# Questions



## Bobby Mason (Apr 23, 2015)

Hello,
I have a few questions but want to give you guys a little background information leading up to this moment:

I turned 17 on April 2nd and was ready to start my enlistment process. Prior to me turning 17, I was 100% joining the Marines and became close with my Marine recruiter.  I started researching about Army Rangers and everything else later on researching a lot because I was doing track and cross country and getting in excellent shape and wanted to do something more special. So on April 2nd, I went to the Army Recruiter having Rangers set in my mind. However, I was nervous and anxious and didn't score well on the ASVAB. I received a 50 QT and a 95 GT score. I rushed it way to much and finished 10 mins before the next person. So I became discouraged and wanted to go back to the Marines. So _my_ parents signed consent forms for me to join the Marines and heading down to MEPS soon wanting to go infantry in the Marines. So the head of the Army recruiting station called me today because he knew about me joining the Marines. He told me he can guarantee me an 11x Option 4 contract then attend a FAST class and raise my GT to 100 and can go both Rangers and Special Forces when I'm in.
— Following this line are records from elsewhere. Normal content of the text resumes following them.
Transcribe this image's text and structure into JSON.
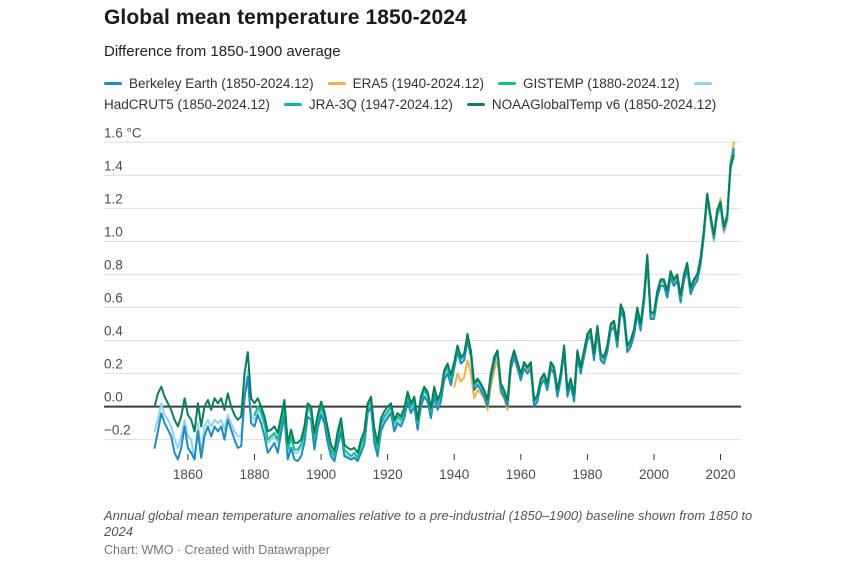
{
  "footer": {
    "note": "Annual global mean temperature anomalies relative to a pre-industrial (1850–1900) baseline shown from 1850 to 2024",
    "credit": "Chart: WMO · Created with Datawrapper"
  },
  "chart_data": {
    "type": "line",
    "title": "Global mean temperature 1850-2024",
    "subtitle": "Difference from 1850-1900 average",
    "legend_position": "top",
    "grid": "horizontal",
    "baseline_value": 0.0,
    "x_axis": {
      "range": [
        1850,
        2024
      ],
      "ticks": [
        1860,
        1880,
        1900,
        1920,
        1940,
        1960,
        1980,
        2000,
        2020
      ]
    },
    "y_axis": {
      "unit": "°C",
      "range": [
        -0.35,
        1.65
      ],
      "ticks": [
        {
          "value": 1.6,
          "label": "1.6 °C"
        },
        {
          "value": 1.4,
          "label": "1.4"
        },
        {
          "value": 1.2,
          "label": "1.2"
        },
        {
          "value": 1.0,
          "label": "1.0"
        },
        {
          "value": 0.8,
          "label": "0.8"
        },
        {
          "value": 0.6,
          "label": "0.6"
        },
        {
          "value": 0.4,
          "label": "0.4"
        },
        {
          "value": 0.2,
          "label": "0.2"
        },
        {
          "value": 0.0,
          "label": "0.0"
        },
        {
          "value": -0.2,
          "label": "−0.2"
        }
      ]
    },
    "series": [
      {
        "id": "berkeley",
        "name": "Berkeley Earth (1850-2024.12)",
        "color": "#1e8cbf",
        "start_year": 1850,
        "values": [
          -0.25,
          -0.15,
          -0.04,
          -0.1,
          -0.14,
          -0.18,
          -0.28,
          -0.32,
          -0.25,
          -0.12,
          -0.25,
          -0.28,
          -0.32,
          -0.15,
          -0.31,
          -0.18,
          -0.12,
          -0.18,
          -0.12,
          -0.15,
          -0.12,
          -0.2,
          -0.08,
          -0.14,
          -0.2,
          -0.25,
          -0.24,
          0.05,
          0.18,
          -0.1,
          -0.12,
          -0.05,
          -0.1,
          -0.18,
          -0.28,
          -0.25,
          -0.22,
          -0.28,
          -0.16,
          -0.06,
          -0.32,
          -0.25,
          -0.32,
          -0.33,
          -0.3,
          -0.22,
          -0.06,
          -0.08,
          -0.26,
          -0.13,
          -0.05,
          -0.1,
          -0.22,
          -0.3,
          -0.33,
          -0.24,
          -0.15,
          -0.3,
          -0.31,
          -0.32,
          -0.31,
          -0.33,
          -0.28,
          -0.23,
          -0.04,
          0.0,
          -0.22,
          -0.3,
          -0.15,
          -0.1,
          -0.07,
          -0.04,
          -0.15,
          -0.1,
          -0.12,
          -0.07,
          0.03,
          -0.04,
          0.0,
          -0.14,
          0.0,
          0.06,
          0.03,
          -0.07,
          0.06,
          -0.02,
          0.03,
          0.16,
          0.2,
          0.13,
          0.23,
          0.33,
          0.26,
          0.28,
          0.4,
          0.3,
          0.1,
          0.13,
          0.1,
          0.06,
          0.0,
          0.16,
          0.26,
          0.34,
          0.1,
          0.06,
          0.0,
          0.23,
          0.3,
          0.23,
          0.16,
          0.23,
          0.2,
          0.23,
          0.0,
          0.03,
          0.13,
          0.16,
          0.1,
          0.23,
          0.2,
          0.06,
          0.16,
          0.33,
          0.06,
          0.13,
          0.03,
          0.3,
          0.2,
          0.3,
          0.4,
          0.43,
          0.28,
          0.45,
          0.28,
          0.26,
          0.33,
          0.46,
          0.48,
          0.36,
          0.58,
          0.53,
          0.33,
          0.36,
          0.43,
          0.56,
          0.46,
          0.63,
          0.88,
          0.53,
          0.53,
          0.66,
          0.73,
          0.73,
          0.66,
          0.78,
          0.73,
          0.76,
          0.63,
          0.76,
          0.83,
          0.68,
          0.73,
          0.76,
          0.86,
          1.03,
          1.27,
          1.14,
          1.02,
          1.17,
          1.22,
          1.07,
          1.14,
          1.47,
          1.56
        ]
      },
      {
        "id": "era5",
        "name": "ERA5 (1940-2024.12)",
        "color": "#f4b04a",
        "start_year": 1940,
        "values": [
          0.12,
          0.2,
          0.15,
          0.18,
          0.28,
          0.2,
          0.05,
          0.1,
          0.08,
          0.05,
          -0.02,
          0.12,
          0.22,
          0.28,
          0.08,
          0.05,
          -0.02,
          0.22,
          0.3,
          0.23,
          0.17,
          0.24,
          0.21,
          0.24,
          0.01,
          0.04,
          0.14,
          0.17,
          0.11,
          0.24,
          0.21,
          0.07,
          0.17,
          0.34,
          0.07,
          0.14,
          0.04,
          0.31,
          0.21,
          0.31,
          0.41,
          0.44,
          0.29,
          0.46,
          0.29,
          0.27,
          0.34,
          0.47,
          0.49,
          0.37,
          0.59,
          0.54,
          0.34,
          0.37,
          0.44,
          0.57,
          0.47,
          0.64,
          0.89,
          0.54,
          0.54,
          0.67,
          0.74,
          0.74,
          0.67,
          0.79,
          0.74,
          0.77,
          0.64,
          0.77,
          0.84,
          0.69,
          0.74,
          0.77,
          0.87,
          1.04,
          1.26,
          1.13,
          1.01,
          1.16,
          1.26,
          1.06,
          1.13,
          1.48,
          1.6
        ]
      },
      {
        "id": "gistemp",
        "name": "GISTEMP (1880-2024.12)",
        "color": "#12bf86",
        "start_year": 1880,
        "values": [
          -0.05,
          0.0,
          -0.03,
          -0.1,
          -0.2,
          -0.18,
          -0.16,
          -0.2,
          -0.1,
          0.0,
          -0.26,
          -0.18,
          -0.26,
          -0.26,
          -0.23,
          -0.16,
          0.0,
          -0.03,
          -0.2,
          -0.08,
          0.0,
          -0.06,
          -0.16,
          -0.26,
          -0.3,
          -0.18,
          -0.1,
          -0.26,
          -0.28,
          -0.3,
          -0.28,
          -0.31,
          -0.23,
          -0.18,
          0.0,
          0.04,
          -0.16,
          -0.26,
          -0.1,
          -0.06,
          -0.03,
          0.0,
          -0.1,
          -0.06,
          -0.08,
          -0.03,
          0.07,
          0.0,
          0.04,
          -0.1,
          0.04,
          0.1,
          0.07,
          -0.03,
          0.1,
          0.02,
          0.07,
          0.2,
          0.24,
          0.17,
          0.26,
          0.36,
          0.29,
          0.31,
          0.43,
          0.33,
          0.13,
          0.16,
          0.13,
          0.09,
          0.03,
          0.19,
          0.29,
          0.33,
          0.13,
          0.09,
          0.03,
          0.26,
          0.33,
          0.26,
          0.19,
          0.26,
          0.23,
          0.26,
          0.03,
          0.06,
          0.16,
          0.19,
          0.13,
          0.26,
          0.23,
          0.09,
          0.19,
          0.36,
          0.09,
          0.16,
          0.06,
          0.33,
          0.23,
          0.33,
          0.43,
          0.46,
          0.31,
          0.48,
          0.31,
          0.29,
          0.36,
          0.49,
          0.51,
          0.39,
          0.61,
          0.56,
          0.36,
          0.39,
          0.46,
          0.59,
          0.49,
          0.66,
          0.91,
          0.56,
          0.56,
          0.69,
          0.76,
          0.76,
          0.69,
          0.81,
          0.76,
          0.79,
          0.66,
          0.79,
          0.86,
          0.71,
          0.76,
          0.79,
          0.89,
          1.06,
          1.28,
          1.15,
          1.03,
          1.18,
          1.23,
          1.08,
          1.15,
          1.46,
          1.54
        ]
      },
      {
        "id": "hadcrut5",
        "name": "HadCRUT5 (1850-2024.12)",
        "color": "#8fd3ec",
        "start_year": 1850,
        "values": [
          -0.15,
          -0.08,
          0.02,
          -0.05,
          -0.08,
          -0.12,
          -0.2,
          -0.25,
          -0.18,
          -0.08,
          -0.18,
          -0.2,
          -0.32,
          -0.1,
          -0.28,
          -0.12,
          -0.08,
          -0.12,
          -0.08,
          -0.1,
          -0.08,
          -0.14,
          -0.05,
          -0.1,
          -0.15,
          -0.18,
          -0.18,
          0.08,
          0.22,
          -0.05,
          -0.08,
          -0.02,
          -0.05,
          -0.12,
          -0.22,
          -0.2,
          -0.18,
          -0.22,
          -0.12,
          -0.02,
          -0.28,
          -0.2,
          -0.28,
          -0.28,
          -0.25,
          -0.18,
          -0.02,
          -0.05,
          -0.22,
          -0.1,
          -0.02,
          -0.08,
          -0.18,
          -0.28,
          -0.32,
          -0.2,
          -0.12,
          -0.28,
          -0.3,
          -0.32,
          -0.3,
          -0.33,
          -0.25,
          -0.2,
          -0.02,
          0.02,
          -0.18,
          -0.28,
          -0.12,
          -0.08,
          -0.05,
          -0.02,
          -0.12,
          -0.08,
          -0.1,
          -0.05,
          0.05,
          -0.02,
          0.02,
          -0.12,
          0.02,
          0.08,
          0.05,
          -0.05,
          0.08,
          0.0,
          0.05,
          0.18,
          0.22,
          0.15,
          0.25,
          0.35,
          0.28,
          0.3,
          0.42,
          0.32,
          0.12,
          0.15,
          0.12,
          0.08,
          0.02,
          0.18,
          0.28,
          0.32,
          0.12,
          0.08,
          0.02,
          0.25,
          0.32,
          0.25,
          0.18,
          0.25,
          0.22,
          0.25,
          0.02,
          0.05,
          0.15,
          0.18,
          0.12,
          0.25,
          0.22,
          0.08,
          0.18,
          0.35,
          0.08,
          0.15,
          0.05,
          0.32,
          0.22,
          0.32,
          0.42,
          0.45,
          0.3,
          0.47,
          0.3,
          0.28,
          0.35,
          0.48,
          0.5,
          0.38,
          0.6,
          0.55,
          0.35,
          0.38,
          0.45,
          0.58,
          0.48,
          0.65,
          0.9,
          0.55,
          0.55,
          0.68,
          0.75,
          0.75,
          0.68,
          0.8,
          0.75,
          0.78,
          0.65,
          0.78,
          0.85,
          0.7,
          0.75,
          0.78,
          0.88,
          1.05,
          1.25,
          1.12,
          1.0,
          1.15,
          1.2,
          1.05,
          1.12,
          1.45,
          1.55
        ]
      },
      {
        "id": "jra3q",
        "name": "JRA-3Q (1947-2024.12)",
        "color": "#0fb3a1",
        "start_year": 1947,
        "values": [
          0.16,
          0.13,
          0.09,
          0.03,
          0.19,
          0.29,
          0.33,
          0.13,
          0.09,
          0.03,
          0.26,
          0.33,
          0.26,
          0.19,
          0.26,
          0.23,
          0.26,
          0.03,
          0.06,
          0.16,
          0.19,
          0.13,
          0.26,
          0.23,
          0.09,
          0.19,
          0.36,
          0.09,
          0.16,
          0.06,
          0.33,
          0.23,
          0.33,
          0.43,
          0.46,
          0.31,
          0.48,
          0.31,
          0.29,
          0.36,
          0.49,
          0.51,
          0.39,
          0.61,
          0.56,
          0.36,
          0.39,
          0.46,
          0.59,
          0.49,
          0.66,
          0.91,
          0.56,
          0.56,
          0.69,
          0.76,
          0.76,
          0.69,
          0.81,
          0.76,
          0.79,
          0.66,
          0.79,
          0.86,
          0.71,
          0.76,
          0.79,
          0.89,
          1.06,
          1.28,
          1.15,
          1.03,
          1.18,
          1.23,
          1.08,
          1.15,
          1.44,
          1.53
        ]
      },
      {
        "id": "noaa",
        "name": "NOAAGlobalTemp v6 (1850-2024.12)",
        "color": "#0b7c5c",
        "start_year": 1850,
        "values": [
          0.0,
          0.08,
          0.12,
          0.06,
          0.02,
          -0.02,
          -0.08,
          -0.12,
          -0.06,
          0.05,
          -0.05,
          -0.08,
          -0.15,
          0.02,
          -0.12,
          0.0,
          0.04,
          -0.02,
          0.05,
          0.02,
          0.05,
          -0.02,
          0.08,
          0.0,
          -0.05,
          -0.08,
          -0.06,
          0.2,
          0.33,
          0.05,
          0.02,
          0.05,
          0.0,
          -0.06,
          -0.15,
          -0.14,
          -0.12,
          -0.16,
          -0.06,
          0.04,
          -0.22,
          -0.14,
          -0.22,
          -0.22,
          -0.2,
          -0.12,
          0.02,
          0.0,
          -0.16,
          -0.05,
          0.03,
          -0.03,
          -0.13,
          -0.23,
          -0.27,
          -0.15,
          -0.07,
          -0.23,
          -0.25,
          -0.26,
          -0.25,
          -0.28,
          -0.2,
          -0.15,
          0.02,
          0.06,
          -0.13,
          -0.22,
          -0.07,
          -0.03,
          0.0,
          0.02,
          -0.08,
          -0.04,
          -0.06,
          -0.01,
          0.09,
          0.02,
          0.06,
          -0.08,
          0.06,
          0.12,
          0.09,
          -0.01,
          0.12,
          0.04,
          0.09,
          0.22,
          0.26,
          0.19,
          0.27,
          0.37,
          0.3,
          0.32,
          0.44,
          0.34,
          0.14,
          0.17,
          0.14,
          0.1,
          0.04,
          0.2,
          0.3,
          0.34,
          0.14,
          0.1,
          0.04,
          0.27,
          0.34,
          0.27,
          0.2,
          0.27,
          0.24,
          0.27,
          0.04,
          0.07,
          0.17,
          0.2,
          0.14,
          0.27,
          0.24,
          0.1,
          0.2,
          0.37,
          0.1,
          0.17,
          0.07,
          0.34,
          0.24,
          0.34,
          0.44,
          0.47,
          0.32,
          0.49,
          0.32,
          0.3,
          0.37,
          0.5,
          0.52,
          0.4,
          0.62,
          0.57,
          0.37,
          0.4,
          0.47,
          0.6,
          0.5,
          0.67,
          0.92,
          0.57,
          0.57,
          0.7,
          0.77,
          0.77,
          0.7,
          0.82,
          0.77,
          0.8,
          0.67,
          0.8,
          0.87,
          0.72,
          0.77,
          0.8,
          0.9,
          1.07,
          1.29,
          1.16,
          1.04,
          1.19,
          1.24,
          1.09,
          1.16,
          1.45,
          1.52
        ]
      }
    ]
  }
}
He also said if I want I can retake the ASVAB next month and try to get my GT to a 107 for Option 40. I thought I couldn't retest until 2 years since I passed my ASVAB. SO are both of the things the Army recruiter told me is true. I still would love to become an Army Ranger and joining the Marines would make that chance become 0%, but I thought without the Option 40 there won't be a chance. Can I get confirmation on this? Thanks


----------



## Centermass (Apr 23, 2015)

ASVAB retest policy requires a one-month wait between administration of the initial ASVAB and a retest. To retake the ASVAB a second time, another one-month wait is required. For any additional retests, a six-month wait is required between retests.

The retest policy is the same, regardless of whether the initial test is a student test or an enlistment test. 

Also, if you want the Option 40, get it in writing AFTER you bring your score up. If it's not available, and it's what you truly want, then hold out for it. If you sign something, and what you want is not in writing, and in the contract, doesn't matter how much smoke gets blown your way. It will not happen.


----------



## Il Duce (Apr 23, 2015)

@Bobby Mason according to this site: http://usmilitary.about.com/od/joiningthemilitary/a/asvabretest.htm and mirrored on some others what your recruiter told you about the ASVAB is correct.  You cannot retake the test and increase your score in the next two years.  However, you'll be able to go through a FAST class and retake the ASVAB (or retake without FAST) once you've joined the Army.

Just remember, for the Recruiter their goal is to get you into the Army (or Marines for the USMC recruiter) - what happens to you after that is not their concern.

If you want to be an Army Ranger take the deal.  Join as an infantryman, go to OSUT, Airborne, get to your unit, and kick ass - PT, leadership, marksmanship, go to every school they'll send you.  On that route you'll be able to apply to the Ranger Regiment and eventually SFAS if you are able to raise your ASVAB scores.  In the meantime excellent performance by you as an 11-series will show you (and anyone looking) if you've got the goods to be allowed to try out for those elite formations.

Don't take an MOS other than 11-series, especially not with recruiter promises of down the road.  Also, ensure you ask about bonuses or other incentives (duty stations, airborne school, etc.) before signing the paperwork.

Good luck to you.  I am a non-Ranger qualified intelligence officer in the Army now, but my time as an 11B at OSUT and beyond has been one of the most significant influences on my outlook in the Army - though it's been 15 years since I wore the blue cord.


----------